Thursday, 13 November 2014

Churchill

I have not, in the past, found Churchill a very sympathetic figure, although that did not stop me once owning the monster biography by Churchill & Gilbert.

But over the past few days I have been returning the pages of the more manageable biography by Woy Jenkins and I have been very struck by how close a thing it was in 1940, from a political point of view that is, not from a military point of view. He earned his place in the history books for those few days alone.

At the time he became Prime Minister shortly after the start of the second war, he was not a favourite, having a reputation of being an adventurer and having a mixed record on lefty matters. Halifax, who might well have settled for a peace of sorts with Hitler after the fall of France, might well have got the job instead. Luckily for us he declined, making way for Churchill.

Even then, Churchill did not start that firm on the saddle and at the time of Dunkirk might well have been pushed into the peace of sorts.

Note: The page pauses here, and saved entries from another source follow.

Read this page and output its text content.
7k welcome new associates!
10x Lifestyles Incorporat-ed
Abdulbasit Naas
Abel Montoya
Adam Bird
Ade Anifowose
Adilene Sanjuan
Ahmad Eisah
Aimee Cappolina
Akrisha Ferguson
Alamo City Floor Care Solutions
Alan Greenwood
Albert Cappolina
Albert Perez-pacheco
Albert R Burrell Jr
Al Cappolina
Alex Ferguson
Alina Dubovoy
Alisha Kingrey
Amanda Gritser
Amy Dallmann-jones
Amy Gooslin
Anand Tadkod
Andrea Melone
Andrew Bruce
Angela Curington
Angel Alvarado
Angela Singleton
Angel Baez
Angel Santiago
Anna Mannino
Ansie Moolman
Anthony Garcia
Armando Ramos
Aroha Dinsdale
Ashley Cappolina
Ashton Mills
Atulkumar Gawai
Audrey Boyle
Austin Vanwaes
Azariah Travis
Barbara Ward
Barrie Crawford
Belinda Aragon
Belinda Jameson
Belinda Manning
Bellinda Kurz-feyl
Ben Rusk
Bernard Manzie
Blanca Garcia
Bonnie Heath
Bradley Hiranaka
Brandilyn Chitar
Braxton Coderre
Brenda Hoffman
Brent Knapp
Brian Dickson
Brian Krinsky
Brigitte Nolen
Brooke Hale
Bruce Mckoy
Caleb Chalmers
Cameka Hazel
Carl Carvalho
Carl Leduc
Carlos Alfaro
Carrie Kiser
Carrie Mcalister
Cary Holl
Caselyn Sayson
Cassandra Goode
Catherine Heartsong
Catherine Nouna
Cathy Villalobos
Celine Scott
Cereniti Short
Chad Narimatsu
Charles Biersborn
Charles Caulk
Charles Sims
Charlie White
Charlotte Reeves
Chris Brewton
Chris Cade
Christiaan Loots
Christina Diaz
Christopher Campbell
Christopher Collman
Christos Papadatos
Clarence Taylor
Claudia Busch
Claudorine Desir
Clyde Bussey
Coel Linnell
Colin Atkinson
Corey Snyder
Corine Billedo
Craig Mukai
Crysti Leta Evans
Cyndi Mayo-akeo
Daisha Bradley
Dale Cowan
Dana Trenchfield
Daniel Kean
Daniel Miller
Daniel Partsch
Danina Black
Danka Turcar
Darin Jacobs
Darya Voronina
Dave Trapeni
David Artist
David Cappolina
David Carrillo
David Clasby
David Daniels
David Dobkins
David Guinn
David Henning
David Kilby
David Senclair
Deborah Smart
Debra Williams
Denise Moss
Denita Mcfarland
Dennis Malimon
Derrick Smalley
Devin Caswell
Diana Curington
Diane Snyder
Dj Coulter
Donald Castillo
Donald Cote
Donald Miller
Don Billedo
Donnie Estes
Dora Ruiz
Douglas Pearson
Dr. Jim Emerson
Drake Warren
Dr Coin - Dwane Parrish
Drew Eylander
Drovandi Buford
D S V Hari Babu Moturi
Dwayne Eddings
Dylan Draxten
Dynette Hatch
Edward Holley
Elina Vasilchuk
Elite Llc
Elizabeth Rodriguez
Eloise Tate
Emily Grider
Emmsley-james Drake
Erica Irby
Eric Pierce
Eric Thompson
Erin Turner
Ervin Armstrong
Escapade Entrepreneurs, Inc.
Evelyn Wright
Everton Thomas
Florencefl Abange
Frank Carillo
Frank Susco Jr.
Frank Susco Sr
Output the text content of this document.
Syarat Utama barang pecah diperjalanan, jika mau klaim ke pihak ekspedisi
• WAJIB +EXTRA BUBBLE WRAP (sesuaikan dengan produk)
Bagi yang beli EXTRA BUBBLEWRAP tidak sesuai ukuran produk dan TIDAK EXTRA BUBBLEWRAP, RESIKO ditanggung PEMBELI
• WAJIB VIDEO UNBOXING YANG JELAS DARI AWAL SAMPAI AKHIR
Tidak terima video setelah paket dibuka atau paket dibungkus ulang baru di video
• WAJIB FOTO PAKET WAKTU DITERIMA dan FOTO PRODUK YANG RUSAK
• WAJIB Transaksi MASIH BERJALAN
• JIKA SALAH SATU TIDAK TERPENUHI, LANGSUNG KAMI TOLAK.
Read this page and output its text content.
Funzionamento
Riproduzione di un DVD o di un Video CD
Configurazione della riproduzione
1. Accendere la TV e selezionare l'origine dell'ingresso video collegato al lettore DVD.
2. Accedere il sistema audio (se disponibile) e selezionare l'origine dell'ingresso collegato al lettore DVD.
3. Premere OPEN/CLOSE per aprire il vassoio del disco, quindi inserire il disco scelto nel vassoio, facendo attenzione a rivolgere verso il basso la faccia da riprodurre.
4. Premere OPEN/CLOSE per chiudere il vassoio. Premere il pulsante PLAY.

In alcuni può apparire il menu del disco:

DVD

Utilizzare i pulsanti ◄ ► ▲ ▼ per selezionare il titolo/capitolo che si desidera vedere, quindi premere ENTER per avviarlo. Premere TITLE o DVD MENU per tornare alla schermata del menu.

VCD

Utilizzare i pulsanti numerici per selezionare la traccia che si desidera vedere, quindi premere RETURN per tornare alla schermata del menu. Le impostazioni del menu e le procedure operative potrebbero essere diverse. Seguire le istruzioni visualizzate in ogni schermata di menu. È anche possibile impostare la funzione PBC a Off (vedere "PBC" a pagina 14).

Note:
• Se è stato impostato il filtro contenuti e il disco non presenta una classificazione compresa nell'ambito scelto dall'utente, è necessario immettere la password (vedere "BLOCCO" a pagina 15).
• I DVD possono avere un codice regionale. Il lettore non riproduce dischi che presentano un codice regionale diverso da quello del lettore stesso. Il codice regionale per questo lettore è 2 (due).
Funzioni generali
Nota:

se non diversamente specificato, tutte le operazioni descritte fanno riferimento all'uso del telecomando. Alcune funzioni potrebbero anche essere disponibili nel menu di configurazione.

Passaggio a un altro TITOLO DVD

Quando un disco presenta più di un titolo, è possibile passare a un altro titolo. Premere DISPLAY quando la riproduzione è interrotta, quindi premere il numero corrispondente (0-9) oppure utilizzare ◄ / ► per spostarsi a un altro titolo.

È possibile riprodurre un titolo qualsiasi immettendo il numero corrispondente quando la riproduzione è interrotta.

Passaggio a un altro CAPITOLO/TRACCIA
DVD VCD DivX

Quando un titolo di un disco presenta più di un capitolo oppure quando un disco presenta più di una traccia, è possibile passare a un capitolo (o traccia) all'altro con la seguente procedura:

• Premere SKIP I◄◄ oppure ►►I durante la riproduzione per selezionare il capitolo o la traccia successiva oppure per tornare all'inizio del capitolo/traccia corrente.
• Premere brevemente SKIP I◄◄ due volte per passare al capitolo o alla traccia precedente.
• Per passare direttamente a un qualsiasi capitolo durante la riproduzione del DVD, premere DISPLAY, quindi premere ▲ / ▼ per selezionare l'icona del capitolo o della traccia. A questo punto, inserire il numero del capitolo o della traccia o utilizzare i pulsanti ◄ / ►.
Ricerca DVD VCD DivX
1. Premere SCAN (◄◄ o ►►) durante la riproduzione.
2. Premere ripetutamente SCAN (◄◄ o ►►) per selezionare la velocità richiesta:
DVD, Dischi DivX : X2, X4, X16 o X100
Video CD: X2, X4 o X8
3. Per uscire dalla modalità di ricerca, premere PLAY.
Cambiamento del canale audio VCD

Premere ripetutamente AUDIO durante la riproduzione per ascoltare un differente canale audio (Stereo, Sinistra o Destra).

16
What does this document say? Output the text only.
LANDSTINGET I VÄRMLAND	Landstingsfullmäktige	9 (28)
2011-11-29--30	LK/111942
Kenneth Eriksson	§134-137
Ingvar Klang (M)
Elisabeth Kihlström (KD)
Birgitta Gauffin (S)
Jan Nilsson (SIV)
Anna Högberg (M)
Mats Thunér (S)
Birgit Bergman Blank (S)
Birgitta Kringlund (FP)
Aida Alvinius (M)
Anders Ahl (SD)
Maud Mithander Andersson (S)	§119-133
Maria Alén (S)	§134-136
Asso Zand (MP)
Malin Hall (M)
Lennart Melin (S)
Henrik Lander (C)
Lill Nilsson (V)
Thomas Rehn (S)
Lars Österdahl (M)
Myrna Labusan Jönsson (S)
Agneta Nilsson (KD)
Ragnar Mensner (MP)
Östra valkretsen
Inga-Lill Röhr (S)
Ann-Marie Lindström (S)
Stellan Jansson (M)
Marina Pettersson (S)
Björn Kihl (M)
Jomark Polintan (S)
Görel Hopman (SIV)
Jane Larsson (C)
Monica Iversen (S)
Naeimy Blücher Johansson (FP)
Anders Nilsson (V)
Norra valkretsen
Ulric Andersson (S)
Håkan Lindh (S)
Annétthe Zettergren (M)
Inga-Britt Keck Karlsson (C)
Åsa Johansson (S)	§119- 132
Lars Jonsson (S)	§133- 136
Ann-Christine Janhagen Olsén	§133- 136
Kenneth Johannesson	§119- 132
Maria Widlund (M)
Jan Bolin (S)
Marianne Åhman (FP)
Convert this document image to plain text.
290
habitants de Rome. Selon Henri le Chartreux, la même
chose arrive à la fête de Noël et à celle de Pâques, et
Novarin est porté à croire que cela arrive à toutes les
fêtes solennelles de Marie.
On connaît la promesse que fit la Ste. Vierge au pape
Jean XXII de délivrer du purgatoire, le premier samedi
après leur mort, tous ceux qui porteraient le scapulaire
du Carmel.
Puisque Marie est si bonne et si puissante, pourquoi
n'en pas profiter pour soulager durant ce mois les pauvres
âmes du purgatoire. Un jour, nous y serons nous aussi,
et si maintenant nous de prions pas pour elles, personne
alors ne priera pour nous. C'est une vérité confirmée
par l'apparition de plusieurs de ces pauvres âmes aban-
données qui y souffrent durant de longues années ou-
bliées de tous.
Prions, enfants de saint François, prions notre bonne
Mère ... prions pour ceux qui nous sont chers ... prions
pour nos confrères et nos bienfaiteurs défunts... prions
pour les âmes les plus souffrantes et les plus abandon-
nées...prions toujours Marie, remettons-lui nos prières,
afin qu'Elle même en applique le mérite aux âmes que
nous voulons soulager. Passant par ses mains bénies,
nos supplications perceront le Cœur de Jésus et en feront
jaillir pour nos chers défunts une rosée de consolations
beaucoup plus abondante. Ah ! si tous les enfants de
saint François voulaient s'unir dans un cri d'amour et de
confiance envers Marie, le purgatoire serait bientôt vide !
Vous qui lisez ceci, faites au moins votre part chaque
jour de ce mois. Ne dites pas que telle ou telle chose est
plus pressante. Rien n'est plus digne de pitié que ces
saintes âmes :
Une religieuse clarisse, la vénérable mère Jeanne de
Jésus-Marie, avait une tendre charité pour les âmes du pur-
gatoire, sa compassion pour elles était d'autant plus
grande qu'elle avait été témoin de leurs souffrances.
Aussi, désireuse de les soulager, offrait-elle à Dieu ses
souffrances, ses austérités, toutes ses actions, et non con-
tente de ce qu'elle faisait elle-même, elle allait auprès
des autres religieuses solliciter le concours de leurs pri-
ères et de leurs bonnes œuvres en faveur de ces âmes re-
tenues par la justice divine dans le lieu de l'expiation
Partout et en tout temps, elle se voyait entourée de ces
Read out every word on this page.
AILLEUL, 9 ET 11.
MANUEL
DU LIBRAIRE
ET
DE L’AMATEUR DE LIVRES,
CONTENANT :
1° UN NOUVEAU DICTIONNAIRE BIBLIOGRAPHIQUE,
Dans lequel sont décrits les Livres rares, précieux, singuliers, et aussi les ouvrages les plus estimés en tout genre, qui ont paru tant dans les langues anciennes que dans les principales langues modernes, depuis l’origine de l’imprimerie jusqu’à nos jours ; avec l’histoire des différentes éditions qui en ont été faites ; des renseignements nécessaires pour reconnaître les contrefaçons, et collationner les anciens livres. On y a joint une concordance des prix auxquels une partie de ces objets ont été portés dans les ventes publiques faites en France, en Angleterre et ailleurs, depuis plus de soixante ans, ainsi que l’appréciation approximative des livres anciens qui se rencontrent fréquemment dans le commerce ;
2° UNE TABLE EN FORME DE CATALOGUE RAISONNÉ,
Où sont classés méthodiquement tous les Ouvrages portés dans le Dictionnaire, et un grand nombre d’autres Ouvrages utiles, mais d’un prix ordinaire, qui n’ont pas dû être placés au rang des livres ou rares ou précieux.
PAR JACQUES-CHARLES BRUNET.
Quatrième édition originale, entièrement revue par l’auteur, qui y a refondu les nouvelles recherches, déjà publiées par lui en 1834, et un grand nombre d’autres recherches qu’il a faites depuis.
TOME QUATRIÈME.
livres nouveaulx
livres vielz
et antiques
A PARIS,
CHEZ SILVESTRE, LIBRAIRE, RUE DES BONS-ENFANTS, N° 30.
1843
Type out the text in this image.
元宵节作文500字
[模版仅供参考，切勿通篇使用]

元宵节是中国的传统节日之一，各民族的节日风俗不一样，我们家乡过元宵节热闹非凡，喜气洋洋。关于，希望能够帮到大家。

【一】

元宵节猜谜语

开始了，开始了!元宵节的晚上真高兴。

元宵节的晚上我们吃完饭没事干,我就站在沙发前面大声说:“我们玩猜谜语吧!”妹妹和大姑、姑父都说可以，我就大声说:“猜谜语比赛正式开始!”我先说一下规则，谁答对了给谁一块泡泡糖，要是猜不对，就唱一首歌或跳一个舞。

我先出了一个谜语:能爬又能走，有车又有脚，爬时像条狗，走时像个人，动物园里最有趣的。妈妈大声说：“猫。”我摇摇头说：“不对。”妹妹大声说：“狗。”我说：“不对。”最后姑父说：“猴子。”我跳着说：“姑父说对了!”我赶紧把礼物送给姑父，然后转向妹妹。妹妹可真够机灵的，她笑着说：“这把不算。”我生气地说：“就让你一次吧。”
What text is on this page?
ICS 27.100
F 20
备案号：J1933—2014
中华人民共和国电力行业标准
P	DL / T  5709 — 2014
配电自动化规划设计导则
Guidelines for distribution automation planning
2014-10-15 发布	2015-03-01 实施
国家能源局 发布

But he played his hand well, we stayed in the war, and as it turned out, Dunkirk came off, leaving us with an army of sorts to fight off the invasion which seemed all too likely at the time.

I associate to Hitler, another one who did not start that firm on his saddle, having got there by a rather grubby (rather than violent) intrigue, but who went on to consolidate his position in no time at all.

I notice also that, despite Churchill making a few wrong military calls in the course of the war, he made the right one about fighter support for the French during their fall at the beginning of the war. He declined to spend our fighters on them, choosing to keep them for us, for the Battle of Britain to come. Helping the French might have made a fatal difference to us without making much difference to them - but it was not such an easy decision at the time.